Di ritorno dal mio ritiro di meditazione Vipassana ho fatto un salto a Firenze per salutare una mia carissima amica, che forse conosci con il nome di mammagiramondo (se non la conosci ti stai perdendo qualcosa). Ci siamo incontrate alla Feltrinelli dove abbiamo preso un caffè e fatto due chiacchiere. Il tempo passa sempre troppo in fretta quando sono con lei. È una delle poche persone al mondo di fronte alle quali divento irrefrenabilmente e inspiegabilmente logorroica. È rimasta stupita, infatti, quando le ho detto che in genere sono una di poche parole.
Purtroppo avevo un treno da prendere e, anche se restavano ancora tantissime cose da dire e da ascoltare, ho dovuto salutarla. Prima di partire però volevo comprare un libro. Ma non avevo tempo di girare per sceglierne uno, così le ho chiesto di darmi un consiglio.
Lei mi ha consigliato “Il bar delle grandi speranze” di JR Moehringer. Mi fidavo di lei e mi fidavo dell’autore, quindi ho seguito il suo consiglio senza esitare. Arrivata a casa, però, l’ho riposto nella mia libreria e dimenticato.
Tre anni dopo, i ragazzi erano in vacanza. Fin da quando erano piccoli ho instaurato una consuetudine: siccome al pomeriggio non dormivano, cercavo di creare un momento di calma dopo pranzo leggendo per loro ad alta voce. Quando hanno imparato a leggere la “tradizione” è rimasta. Gloria e Chiara avevano scelto un libro da leggere, mentre Leo non trovava nulla che lo ispirasse, così gli ho proposto un libro che non vedevo l’ora di fargli leggere: “Open”.
Reduce da una full immersion in manuali di’ipnosi e analisi transazionale, avevo voglia anche io di tuffarmi in un romanzo, così ho ripescato quello di Moehringer, che mi ha rapita all’istante.

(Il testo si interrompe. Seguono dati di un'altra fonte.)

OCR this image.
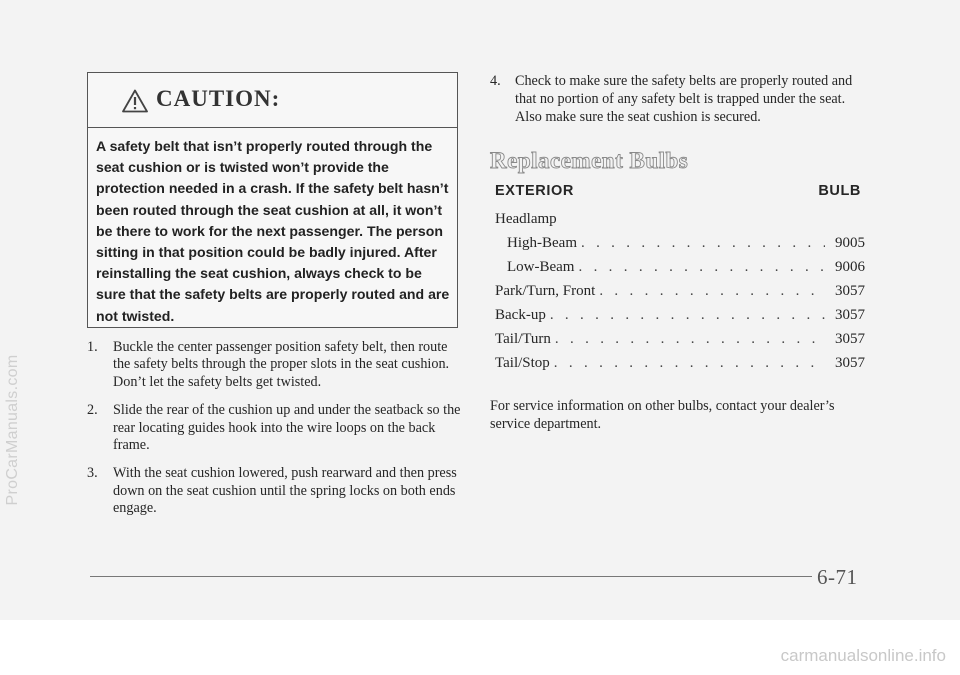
CAUTION:
A safety belt that isn’t properly routed through the seat cushion or is twisted won’t provide the protection needed in a crash. If the safety belt hasn’t been routed through the seat cushion at all, it won’t be there to work for the next passenger. The person sitting in that position could be badly injured. After reinstalling the seat cushion, always check to be sure that the safety belts are properly routed and are not twisted.
1. Buckle the center passenger position safety belt, then route the safety belts through the proper slots in the seat cushion. Don’t let the safety belts get twisted.
2. Slide the rear of the cushion up and under the seatback so the rear locating guides hook into the wire loops on the back frame.
3. With the seat cushion lowered, push rearward and then press down on the seat cushion until the spring locks on both ends engage.
4.	Check to make sure the safety belts are properly routed and that no portion of any safety belt is trapped under the seat. Also make sure the seat cushion is secured.
Replacement Bulbs
EXTERIOR	BULB
Headlamp
High-Beam . . .	9005
Low-Beam . . .	9006
Park/Turn, Front . . .	3057
Back-up . . .	3057
Tail/Turn . . .	3057
Tail/Stop . . .	3057
For service information on other bulbs, contact your dealer’s service department.
6-71
ProCarManuals.com
carmanualsonline.info
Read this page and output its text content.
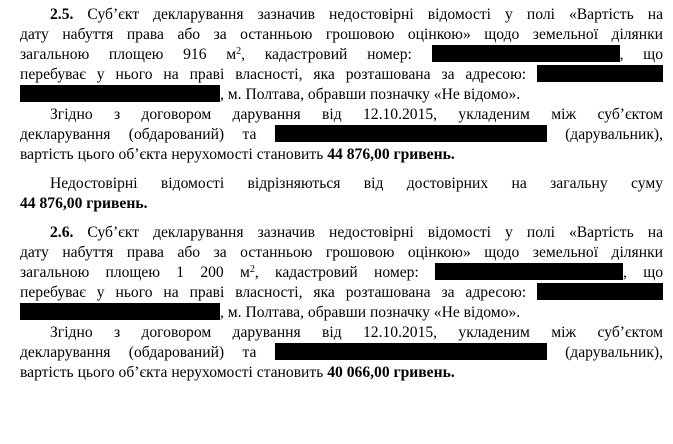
2.5. Суб’єкт декларування зазначив недостовірні відомості у полі «Вартість на
дату набуття права або за останньою грошовою оцінкою» щодо земельної ділянки
загальною площею 916 $м^2$, кадастровий номер:	, що
перебуває у нього на праві власності, яка розташована за адресою:
, м. Полтава, обравши позначку «Не відомо».
Згідно з договором дарування від 12.10.2015, укладеним між суб’єктом
декларування (обдарований) та	(дарувальник),
вартість цього об’єкта нерухомості становить 44 876,00 гривень.
Недостовірні відомості відрізняються від достовірних на загальну суму
44 876,00 гривень.
2.6. Суб’єкт декларування зазначив недостовірні відомості у полі «Вартість на
дату набуття права або за останньою грошовою оцінкою» щодо земельної ділянки
загальною площею 1 200 $м^2$, кадастровий номер:	, що
перебуває у нього на праві власності, яка розташована за адресою:
, м. Полтава, обравши позначку «Не відомо».
Згідно з договором дарування від 12.10.2015, укладеним між суб’єктом
декларування (обдарований) та	(дарувальник),
вартість цього об’єкта нерухомості становить 40 066,00 гривень.
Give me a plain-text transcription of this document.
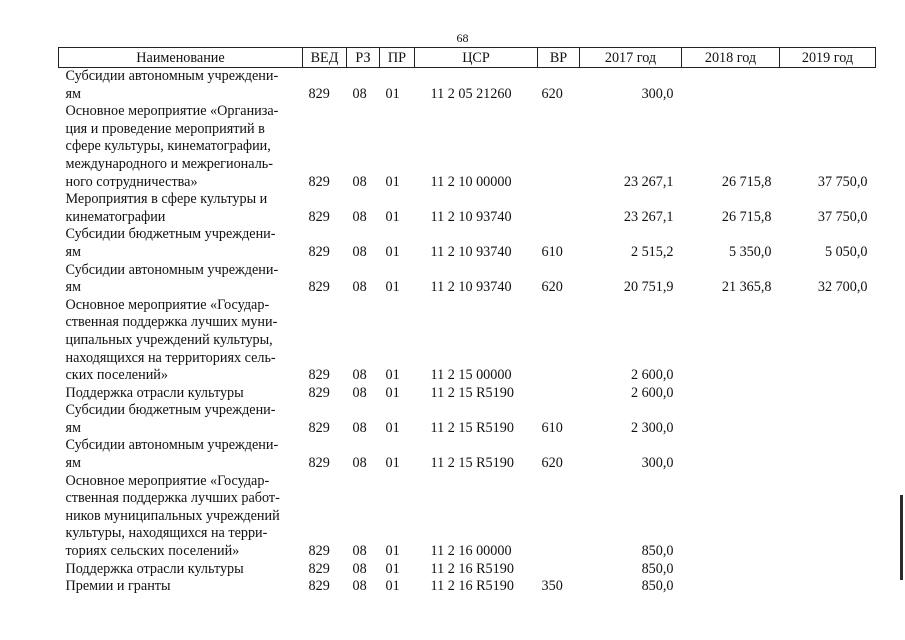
68
Наименование	ВЕД	РЗ	ПР	ЦСР	ВР	2017 год	2018 год	2019 год
Субсидии автономным учреждени-
ям	829	08	01	11 2 05 21260	620	300,0		
Основное мероприятие «Организа-
ция и проведение мероприятий в
сфере культуры, кинематографии,
международного и межрегиональ-
ного сотрудничества»	829	08	01	11 2 10 00000		23 267,1	26 715,8	37 750,0
Мероприятия в сфере культуры и
кинематографии	829	08	01	11 2 10 93740		23 267,1	26 715,8	37 750,0
Субсидии бюджетным учреждени-
ям	829	08	01	11 2 10 93740	610	2 515,2	5 350,0	5 050,0
Субсидии автономным учреждени-
ям	829	08	01	11 2 10 93740	620	20 751,9	21 365,8	32 700,0
Основное мероприятие «Государ-
ственная поддержка лучших муни-
ципальных учреждений культуры,
находящихся на территориях сель-
ских поселений»	829	08	01	11 2 15 00000		2 600,0		
Поддержка отрасли культуры	829	08	01	11 2 15 R5190		2 600,0		
Субсидии бюджетным учреждени-
ям	829	08	01	11 2 15 R5190	610	2 300,0		
Субсидии автономным учреждени-
ям	829	08	01	11 2 15 R5190	620	300,0		
Основное мероприятие «Государ-
ственная поддержка лучших работ-
ников муниципальных учреждений
культуры, находящихся на терри-
ториях сельских поселений»	829	08	01	11 2 16 00000		850,0		
Поддержка отрасли культуры	829	08	01	11 2 16 R5190		850,0		
Премии и гранты	829	08	01	11 2 16 R5190	350	850,0		
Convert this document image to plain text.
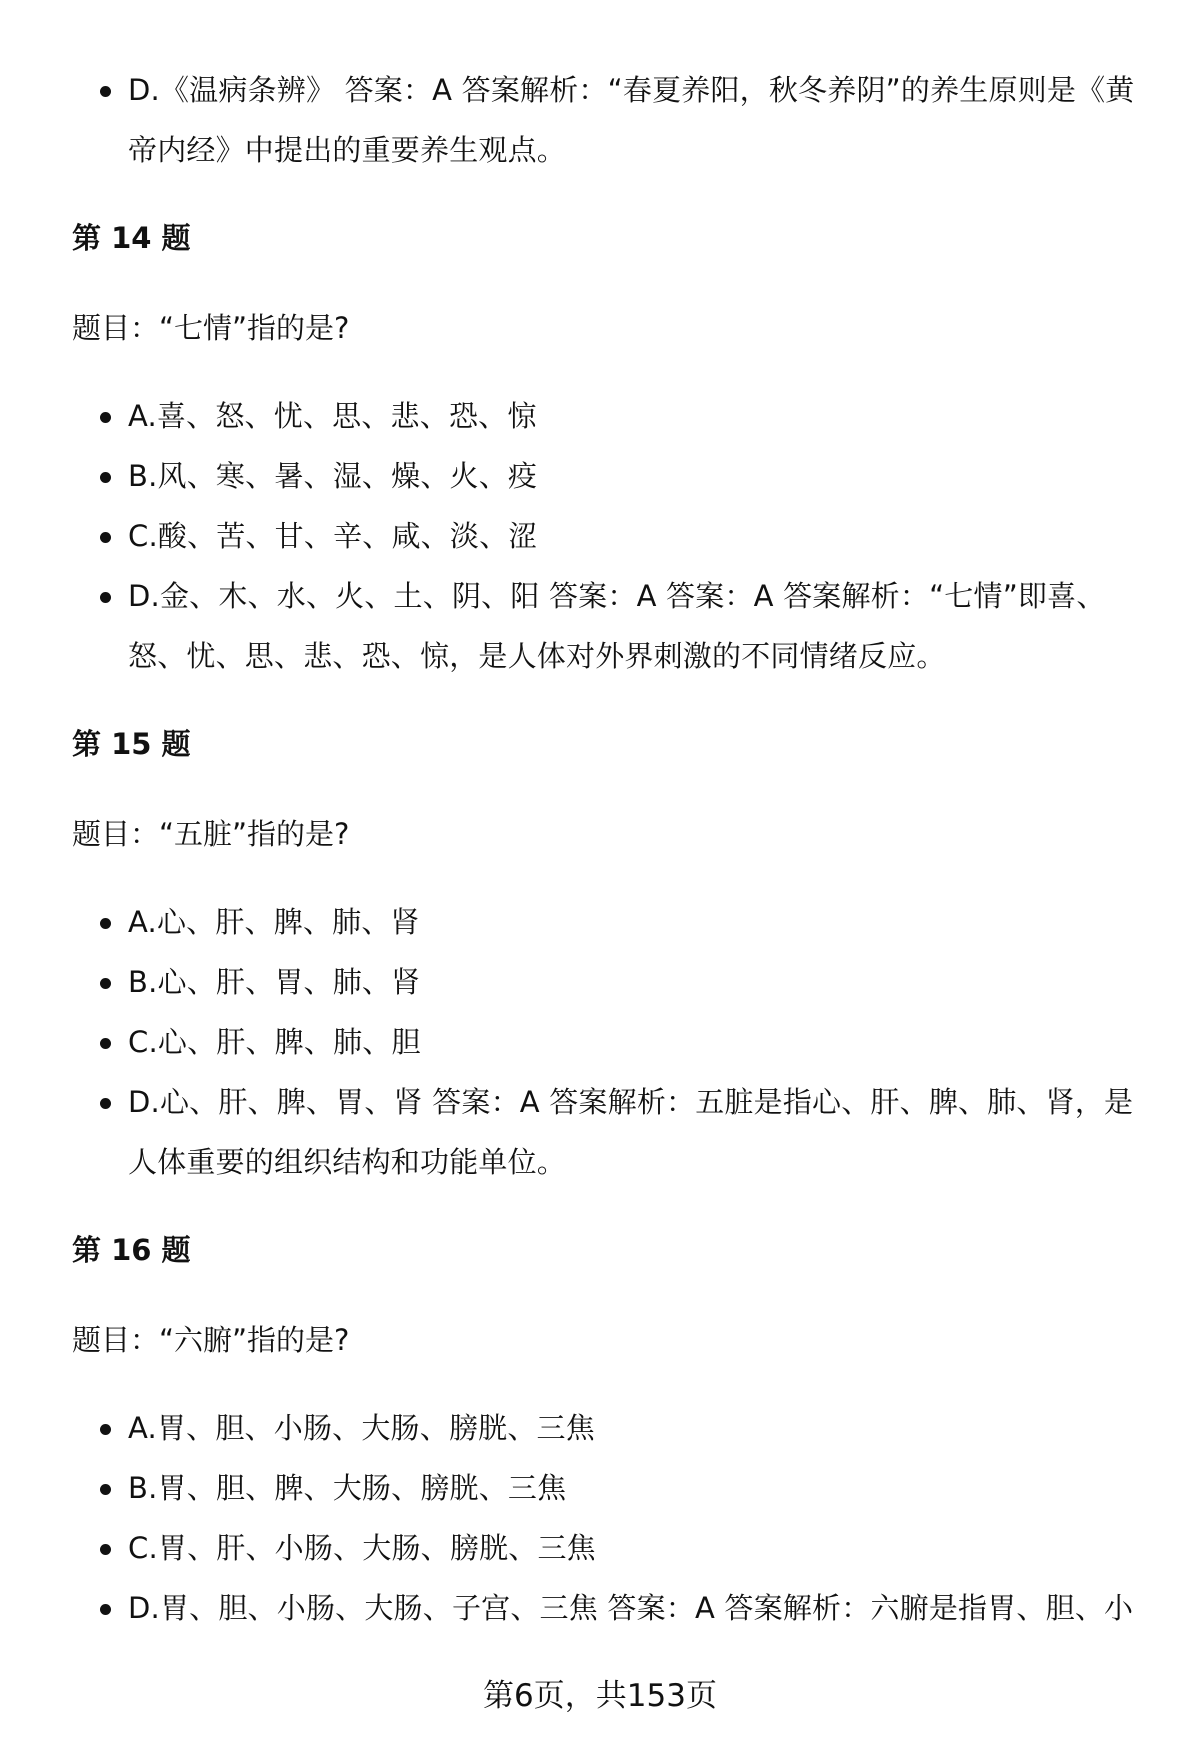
D.《温病条辨》 答案：A 答案解析：“春夏养阳，秋冬养阴”的养生原则是《黄帝内经》中提出的重要养生观点。
第 14 题
题目：“七情”指的是?
A.喜、怒、忧、思、悲、恐、惊
B.风、寒、暑、湿、燥、火、疫
C.酸、苦、甘、辛、咸、淡、涩
D.金、木、水、火、土、阴、阳 答案：A 答案：A 答案解析：“七情”即喜、怒、忧、思、悲、恐、惊，是人体对外界刺激的不同情绪反应。
第 15 题
题目：“五脏”指的是?
A.心、肝、脾、肺、肾
B.心、肝、胃、肺、肾
C.心、肝、脾、肺、胆
D.心、肝、脾、胃、肾 答案：A 答案解析：五脏是指心、肝、脾、肺、肾，是人体重要的组织结构和功能单位。
第 16 题
题目：“六腑”指的是?
A.胃、胆、小肠、大肠、膀胱、三焦
B.胃、胆、脾、大肠、膀胱、三焦
C.胃、肝、小肠、大肠、膀胱、三焦
D.胃、胆、小肠、大肠、子宫、三焦 答案：A 答案解析：六腑是指胃、胆、小
第6页，共153页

Sono stata letteralmente “aspirata” nel suo mondo, nella sua casa, nella sua vita, nel suo bar.
Se non avevo osato leggerlo prima – forse – era anche perché avevo paura di esserne delusa. Immaginavo che lo stile fosse lo stesso di “Open” ma la storia non poteva che essere meno interessante. Ebbene, sbagliavo. Sbagliavo di grosso, ma sono felice di essermi ingannata perché se lo avessi letto subito non starei vivendo questo piacere adesso.
«Ogni libro è un miracolo. Ogni libro rappresenta un momento in cui una persona in silenzio – e quel silenzio è parte del miracolo, ricorda – cerca di raccontare a tutti noi una storia».
È uno di quei rari libri da cui non riesco a staccarmi e che però non ho assolutamente voglia di finire, perché so che mi mancherà da morire. Uno di quei libri che terrò da parte per farlo leggere ai miei figli. Ieri mattina ho scritto a Daniela per chiederle se avesse letto qualcos’altro di Moehringer. Avevo bisogno di sapere con cosa colmare l’inevitabile nostalgia che mi assalirà quando l’avrò terminato.
Nel frattempo ho cercato l’indirizzo del Publicans, il bar di cui l’autore parla nel libro, e l’ho inserito nelle tappe del viaggio a New York che [SPOILER!!!] farò tra poche settimane.